Confronting Wagner with Stravinsky may not be as obvious as opposing Wagner to Verdi, but it definitely comes close. Stravinsky did cultivate outright anti-Wagnerianism, which is the most primitive form of post-Wagnerianism, and his first works are usually interpreted as a reaction to conventional musical forms. The latest concert by the Orquesta Nacional de España (ONE), conducted on this occasion by Christoph Eschenbach, explored this opposition and brought together two of the most Romantic works ever written by Wagner (Tristan und Isolde and Die Walküre) and Stravinsky’s The Rite of Spring. It wasn’t the most original of programmes, but the clarity and the boldness behind the performance almost turned the concert into an enlightening essay on contemporary music history.

Christian Eschenbach © Fernando Marcos
Christian Eschenbach
© Fernando Marcos
The first bars of Tristan’s Prelude immediately set the tone for the first part of the concert. Eschenbach underlined Wagner’s most conventional traits, expanding the musical phrases and slowing down the tempi to let the melody flow clean over the corrosive chromaticism of the score. All the edges of the score were softened, which tempered the inherent tension of the piece. The strings were at their best, producing a clean and rich sound that was able to live up to the task of recreating Wagner’s impossible musical architecture.

This tame version of Wagner was not enough to help Mathias Goerne in his unconvincing attempt at Marke’s monologue and Wotan’s farewell. A lieder singer with a fine but modest lyric baritone, Goerne was unable to overcome the technical challenges that these two characters pose to his voice. Marke’s and Wotan's bass-baritone tessitura is so far from his reach that he had to inflate the timbre artificially, losing flexibility and distorting his natural colour. Even his usually perfect German diction was compromised. As a consequence, he was so concentrated in sounding as Marke and Wotan that he forgot to define these complex characters through phrasing and acting. He did have some beautiful moments that reminded of his best lieder performances, notably in the ending of Marke's monologue, almost whispered to a silent hall, and in Wotan’s poignant kiss to Brünnhilde. The orchestra sounded a bit messy and saturated in the first part of Wotan’s Farewell, but it gave a sparkling rendition of the Magic Fire, in which all the orchestral layers stood out clearly.

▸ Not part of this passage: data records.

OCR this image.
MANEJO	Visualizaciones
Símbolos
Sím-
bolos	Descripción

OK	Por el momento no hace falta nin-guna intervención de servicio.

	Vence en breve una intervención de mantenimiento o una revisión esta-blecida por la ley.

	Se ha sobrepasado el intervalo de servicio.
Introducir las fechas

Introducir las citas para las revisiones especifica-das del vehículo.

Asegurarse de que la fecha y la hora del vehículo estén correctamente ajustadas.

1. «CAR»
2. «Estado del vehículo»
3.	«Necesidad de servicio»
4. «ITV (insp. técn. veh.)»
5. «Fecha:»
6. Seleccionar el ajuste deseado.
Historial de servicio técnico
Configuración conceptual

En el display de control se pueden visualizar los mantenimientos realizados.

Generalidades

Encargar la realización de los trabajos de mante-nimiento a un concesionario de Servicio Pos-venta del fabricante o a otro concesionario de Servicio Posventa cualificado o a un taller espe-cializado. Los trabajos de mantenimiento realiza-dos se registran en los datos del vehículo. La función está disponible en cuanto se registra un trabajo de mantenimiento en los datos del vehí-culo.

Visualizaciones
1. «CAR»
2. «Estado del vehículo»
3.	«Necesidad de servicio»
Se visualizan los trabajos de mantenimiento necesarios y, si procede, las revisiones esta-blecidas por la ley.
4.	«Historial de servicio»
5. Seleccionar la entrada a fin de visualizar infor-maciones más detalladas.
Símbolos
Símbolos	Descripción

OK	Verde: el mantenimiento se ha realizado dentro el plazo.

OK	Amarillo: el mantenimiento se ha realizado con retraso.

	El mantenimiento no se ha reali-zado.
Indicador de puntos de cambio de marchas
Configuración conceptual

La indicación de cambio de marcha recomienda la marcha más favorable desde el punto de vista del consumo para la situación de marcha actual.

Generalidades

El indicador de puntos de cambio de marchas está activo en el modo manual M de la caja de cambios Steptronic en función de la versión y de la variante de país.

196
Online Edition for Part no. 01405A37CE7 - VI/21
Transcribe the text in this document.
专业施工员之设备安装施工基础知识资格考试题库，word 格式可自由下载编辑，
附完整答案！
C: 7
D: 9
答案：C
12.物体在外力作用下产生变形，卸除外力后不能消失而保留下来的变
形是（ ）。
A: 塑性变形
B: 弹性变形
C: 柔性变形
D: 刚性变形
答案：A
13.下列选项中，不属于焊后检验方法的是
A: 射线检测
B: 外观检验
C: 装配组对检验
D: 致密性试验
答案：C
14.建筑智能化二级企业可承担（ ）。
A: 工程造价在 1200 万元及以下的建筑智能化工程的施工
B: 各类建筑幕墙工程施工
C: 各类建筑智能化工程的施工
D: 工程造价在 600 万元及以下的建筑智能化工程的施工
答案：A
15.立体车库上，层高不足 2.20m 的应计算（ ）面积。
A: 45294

Mathias Goerne and Christian Eschenbach © Fernando Marcos
Mathias Goerne and Christian Eschenbach
© Fernando Marcos

The second part explained why Eschenbach had portrayed such a conventional and conservative approach to Wagner’s works. His Rite of Spring was stark and simplistic, steering clear of Stravinsky’s intellectual and controlled wildness. Rhythmic contrast was exaggerated and the volume and density of each section of the orchestra was always pushed to the limit, even causing some small mistakes. His Rite was truly primeval and deliberately masked the sophistication and the immense variety of colours that define this landmark score. But this sacrifice was done for a reason: even if Stravinsky’s score is less radical and more eclectic that it may seem at first blush, it truly sounded like a violent and uncompromising challenge to convention, represented in this concert by Wagner, conveniently depicted as a canonic authority. While the idea of spring and life in Wagner was sublimated by the leitmotif of Brünnhilde’s love, in Stravinsky it was blended with violence and suffering. Under this light, The Rite of Spring seemed an alternative musical version to the same plot, a radical variation on the same theme: tearing down Valhalla, taking Freia by force and sacrificing Brünnhilde were the only way to break an unbound and fruitful new musical path. Eschenbach made his point.